Transition Gaps Drive Credit Divide Among Chinese E&C Companies, Fitch Says

MT Newswires Live15:33

The increasing pace of transition among Chinese engineering and construction (E&C) companies is a main driver of widening credit differentiation in the sector, Fitch Ratings said in a recent release.

Fitch expects contractors that diversified into renewable energy, power, and industrial projects to shield their margins amid subdued demand for traditional projects.

Meanwhile, companies reliant on residential housing and conventional infrastructure could observe slower contract momentum, fast EBITDA drops, and increasing leverage, the rating agency said.

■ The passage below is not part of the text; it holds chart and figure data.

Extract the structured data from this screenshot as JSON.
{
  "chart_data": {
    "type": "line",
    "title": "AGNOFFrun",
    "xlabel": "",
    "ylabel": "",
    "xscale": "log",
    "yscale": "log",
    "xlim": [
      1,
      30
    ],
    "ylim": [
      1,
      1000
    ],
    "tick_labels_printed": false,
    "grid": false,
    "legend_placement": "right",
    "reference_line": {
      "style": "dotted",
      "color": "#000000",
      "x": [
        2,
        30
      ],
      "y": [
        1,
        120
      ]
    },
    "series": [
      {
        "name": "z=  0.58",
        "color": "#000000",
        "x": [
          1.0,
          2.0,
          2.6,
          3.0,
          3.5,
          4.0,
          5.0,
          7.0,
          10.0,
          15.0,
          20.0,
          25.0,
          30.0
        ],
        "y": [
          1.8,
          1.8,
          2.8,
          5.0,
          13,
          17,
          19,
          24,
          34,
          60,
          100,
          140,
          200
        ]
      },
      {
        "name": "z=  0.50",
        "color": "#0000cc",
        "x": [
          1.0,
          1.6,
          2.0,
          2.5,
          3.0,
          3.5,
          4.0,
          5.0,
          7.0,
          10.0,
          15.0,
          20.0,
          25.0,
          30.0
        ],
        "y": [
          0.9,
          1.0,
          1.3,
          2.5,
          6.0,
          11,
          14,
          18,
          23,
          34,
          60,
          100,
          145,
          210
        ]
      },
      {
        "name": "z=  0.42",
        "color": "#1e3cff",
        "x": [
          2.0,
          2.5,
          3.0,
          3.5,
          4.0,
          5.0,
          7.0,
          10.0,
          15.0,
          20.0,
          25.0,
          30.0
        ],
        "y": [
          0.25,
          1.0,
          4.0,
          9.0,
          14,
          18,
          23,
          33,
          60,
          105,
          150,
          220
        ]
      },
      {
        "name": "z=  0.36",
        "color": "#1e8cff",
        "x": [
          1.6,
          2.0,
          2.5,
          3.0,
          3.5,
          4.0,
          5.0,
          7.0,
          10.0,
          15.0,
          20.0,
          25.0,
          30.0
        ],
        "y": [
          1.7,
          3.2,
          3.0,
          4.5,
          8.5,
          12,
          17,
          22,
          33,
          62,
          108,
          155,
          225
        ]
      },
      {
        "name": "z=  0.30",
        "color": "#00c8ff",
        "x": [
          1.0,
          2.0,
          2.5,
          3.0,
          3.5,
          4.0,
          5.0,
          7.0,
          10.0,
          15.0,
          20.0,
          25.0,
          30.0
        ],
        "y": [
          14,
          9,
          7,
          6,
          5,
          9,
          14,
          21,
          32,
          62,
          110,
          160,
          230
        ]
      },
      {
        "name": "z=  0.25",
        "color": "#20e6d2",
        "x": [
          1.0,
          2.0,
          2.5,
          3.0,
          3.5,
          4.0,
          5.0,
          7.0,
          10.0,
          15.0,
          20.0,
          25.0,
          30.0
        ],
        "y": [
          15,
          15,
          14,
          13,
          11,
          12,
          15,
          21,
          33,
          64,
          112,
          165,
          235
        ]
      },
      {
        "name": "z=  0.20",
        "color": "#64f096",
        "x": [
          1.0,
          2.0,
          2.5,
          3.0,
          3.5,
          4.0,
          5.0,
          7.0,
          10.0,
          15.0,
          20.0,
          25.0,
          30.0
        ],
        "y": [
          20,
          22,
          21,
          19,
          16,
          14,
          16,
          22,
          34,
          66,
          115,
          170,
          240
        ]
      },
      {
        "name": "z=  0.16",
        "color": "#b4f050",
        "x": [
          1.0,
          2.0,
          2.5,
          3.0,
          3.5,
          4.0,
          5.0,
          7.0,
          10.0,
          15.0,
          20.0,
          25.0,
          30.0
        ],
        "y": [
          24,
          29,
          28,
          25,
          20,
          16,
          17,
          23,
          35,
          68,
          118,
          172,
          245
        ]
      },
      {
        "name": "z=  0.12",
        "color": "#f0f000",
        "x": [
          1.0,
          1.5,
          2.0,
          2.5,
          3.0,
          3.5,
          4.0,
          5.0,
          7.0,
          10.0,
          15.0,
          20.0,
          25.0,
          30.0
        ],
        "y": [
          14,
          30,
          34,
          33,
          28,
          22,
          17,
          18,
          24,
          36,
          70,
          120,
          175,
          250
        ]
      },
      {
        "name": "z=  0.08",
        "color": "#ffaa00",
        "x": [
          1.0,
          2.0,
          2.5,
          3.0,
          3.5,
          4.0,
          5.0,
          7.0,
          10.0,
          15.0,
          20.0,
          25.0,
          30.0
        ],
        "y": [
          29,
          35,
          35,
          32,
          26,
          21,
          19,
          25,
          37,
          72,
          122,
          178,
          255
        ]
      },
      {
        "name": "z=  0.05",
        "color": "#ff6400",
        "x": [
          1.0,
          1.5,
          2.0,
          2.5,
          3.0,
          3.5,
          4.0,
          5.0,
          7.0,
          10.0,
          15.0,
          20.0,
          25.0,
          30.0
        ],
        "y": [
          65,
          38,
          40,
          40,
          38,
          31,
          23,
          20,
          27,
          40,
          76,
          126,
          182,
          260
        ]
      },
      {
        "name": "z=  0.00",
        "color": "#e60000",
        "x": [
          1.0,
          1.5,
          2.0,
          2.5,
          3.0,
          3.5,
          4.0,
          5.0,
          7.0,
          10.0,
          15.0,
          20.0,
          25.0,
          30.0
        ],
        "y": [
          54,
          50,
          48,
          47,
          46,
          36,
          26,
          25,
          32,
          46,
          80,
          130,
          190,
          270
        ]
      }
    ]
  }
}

Leaders such as China State Construction Engineering (SHA:601668) have notably reduced their residential housing exposure to about 15% last year from 35% in 2021, while power-focused peers like Power Construction Corp. of China (SHA:601669) and China Energy Engineering (HKG:3996, SHA:601868) posted strong margins and EBITDA, according to Fitch.

High capital expenditure kept free cash flow (FCF) negative for most issuers last year, despite improved working capital management, Fitch said.

Leverage continues to be a pressure point for E&C companies' standalone credit profiles, with retained negative FCF weighing on EBITDA gross and net leverage, the rating agency said.